Western Iowa Synod Evangelical Lutheran Church in America personnel have found that the Lutheran religion is strong throughout the world. They have teamed up with Lutheran Churches in Tanzania and now are teaming up with churches in Chile.
There is much to learn, yet, about the Chile churches, but it will come just as it did with their friends in Tanzania; though their culture is different and their home is thousands of miles away, they have cemented their notions that their spirituality is quite similar to that of the beliefs found in the Western Iowa Synod.
At the recent annual assembly of the Western Iowa Synod, held in Spencer, Bishop Michael Last, Western Iowa Synod, and Pastor President Luis Alvarez, Evangelical Lutheran Church of Chile (IELCH), signed a covenant of companion synod relationship.
"Together in this relationship, both church bodies will pray with and for one another, share talents and resources, share in the vision and mission of Christ, and work to resolve the global challenges before us - all in living out the companion verse, 'that they may all be One' (John 17:21a)," shared Cindy Wells, Storm Lake, Global Programs Coordinator.
Technology made it possible for the 350 in attendance at the assembly in Spencer to see and speak to members and choirs from Chile via Skype. Each church body expressed their commitment to the relationship and even sang with one another in mutual celebration.
Companion synod relationship values include walking together in mutuality, developing sustainable activities, accountability in actions and commitments, and transparency with each other and within each church body.
"One strong reason to be in relationship with Chile has to do with their sense of isolation," Wells said. "This isolation is a result of being so far away from each other in a long, thin country, and in a highly Catholic country. Additionally, they are far away from other major Lutheran bodies in the world. Walking alongside the Western Iowa Synod will hopefully strengthen and support them in spirit and in mission."
She added, "The American desire stems from wanting to connect with other cultures as an extension of our church identity, to reach out further in mission, to learn and experience deeper ways of Christian expression, and to better understand the Hispanic church culture and issues."
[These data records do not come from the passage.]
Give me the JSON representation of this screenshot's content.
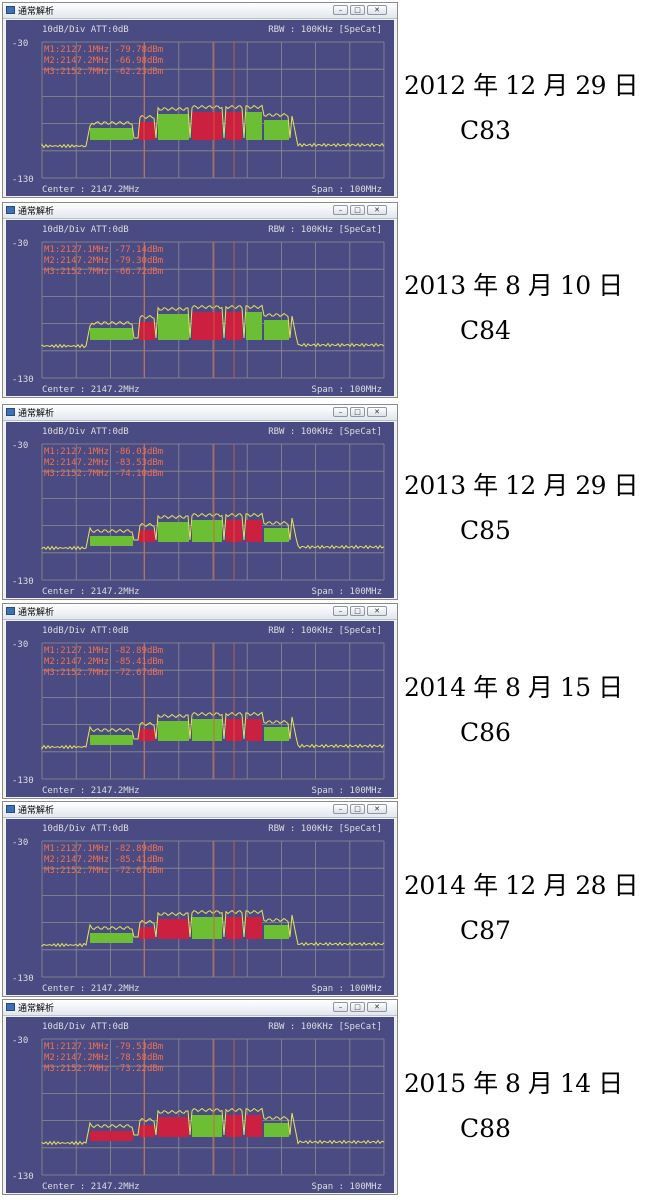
{
  "window_title": "通常解析",
  "window_controls": {
    "minimize": "–",
    "maximize": "□",
    "close": "✕"
  },
  "colors": {
    "screen_bg": "#4b4b84",
    "grid": "#8c8c8c",
    "trace": "#e8e35a",
    "marker_text": "#f07050",
    "marker_line": "#d86040",
    "label_text": "#dcdcdc",
    "green_block": "#6cbf34",
    "red_block": "#cc2040"
  },
  "panels": [
    {
      "header_left": "10dB/Div  ATT:0dB",
      "header_right": "RBW : 100KHz [SpeCat]",
      "ref_top": "-30",
      "ref_bottom": "-130",
      "footer_left": "Center : 2147.2MHz",
      "footer_right": "Span : 100MHz",
      "markers": [
        "M1:2127.1MHz -79.78dBm",
        "M2:2147.2MHz -66.98dBm",
        "M3:2152.7MHz -62.23dBm"
      ],
      "date": "2012 年 12 月 29 日",
      "code": "C83",
      "blocks": [
        "green",
        "red",
        "green",
        "red",
        "red",
        "green",
        "green"
      ]
    },
    {
      "header_left": "10dB/Div  ATT:0dB",
      "header_right": "RBW : 100KHz [SpeCat]",
      "ref_top": "-30",
      "ref_bottom": "-130",
      "footer_left": "Center : 2147.2MHz",
      "footer_right": "Span : 100MHz",
      "markers": [
        "M1:2127.1MHz -77.14dBm",
        "M2:2147.2MHz -79.30dBm",
        "M3:2152.7MHz -66.72dBm"
      ],
      "date": "2013 年 8 月 10 日",
      "code": "C84",
      "blocks": [
        "green",
        "red",
        "green",
        "red",
        "red",
        "green",
        "green"
      ]
    },
    {
      "header_left": "10dB/Div  ATT:0dB",
      "header_right": "RBW : 100KHz [SpeCat]",
      "ref_top": "-30",
      "ref_bottom": "-130",
      "footer_left": "Center : 2147.2MHz",
      "footer_right": "Span : 100MHz",
      "markers": [
        "M1:2127.1MHz -86.03dBm",
        "M2:2147.2MHz -83.53dBm",
        "M3:2152.7MHz -74.10dBm"
      ],
      "date": "2013 年 12 月 29 日",
      "code": "C85",
      "blocks": [
        "green",
        "red",
        "green",
        "green",
        "red",
        "red",
        "green"
      ]
    },
    {
      "header_left": "10dB/Div  ATT:0dB",
      "header_right": "RBW : 100KHz [SpeCat]",
      "ref_top": "-30",
      "ref_bottom": "-130",
      "footer_left": "Center : 2147.2MHz",
      "footer_right": "Span : 100MHz",
      "markers": [
        "M1:2127.1MHz -82.89dBm",
        "M2:2147.2MHz -85.41dBm",
        "M3:2152.7MHz -72.67dBm"
      ],
      "date": "2014 年 8 月 15 日",
      "code": "C86",
      "blocks": [
        "green",
        "red",
        "green",
        "green",
        "red",
        "red",
        "green"
      ]
    },
    {
      "header_left": "10dB/Div  ATT:0dB",
      "header_right": "RBW : 100KHz [SpeCat]",
      "ref_top": "-30",
      "ref_bottom": "-130",
      "footer_left": "Center : 2147.2MHz",
      "footer_right": "Span : 100MHz",
      "markers": [
        "M1:2127.1MHz -82.89dBm",
        "M2:2147.2MHz -85.41dBm",
        "M3:2152.7MHz -72.67dBm"
      ],
      "date": "2014 年 12 月 28 日",
      "code": "C87",
      "blocks": [
        "green",
        "red",
        "red",
        "green",
        "red",
        "red",
        "green"
      ]
    },
    {
      "header_left": "10dB/Div  ATT:0dB",
      "header_right": "RBW : 100KHz [SpeCat]",
      "ref_top": "-30",
      "ref_bottom": "-130",
      "footer_left": "Center : 2147.2MHz",
      "footer_right": "Span : 100MHz",
      "markers": [
        "M1:2127.1MHz -79.53dBm",
        "M2:2147.2MHz -78.58dBm",
        "M3:2152.7MHz -73.22dBm"
      ],
      "date": "2015 年 8 月 14 日",
      "code": "C88",
      "blocks": [
        "red",
        "red",
        "red",
        "green",
        "red",
        "red",
        "green"
      ]
    }
  ]
}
Besides attending the annual assembly and meeting with many WIS entities interested in this partnership, the visiting group of Pastor President Luis Alvarez, his wife, Maria Elena Esparza, and the IELCH Treasurer, Roberto Dassť, also visited the United Community Health Center and Hospice Program in Storm Lake, the Russ and Beth Winterhof turkey and wind farm in Aurelia, the domestic abuse shelter, St. Olaf Lutheran Church, and the Church of the Damascus Road prison ministry - all in Ft. Dodge - Okoboji and Lutheran Lakeside Bible Camps in Okoboji, and worshipped at First Lutheran in Milford and Immanuel Lutheran in Forest City.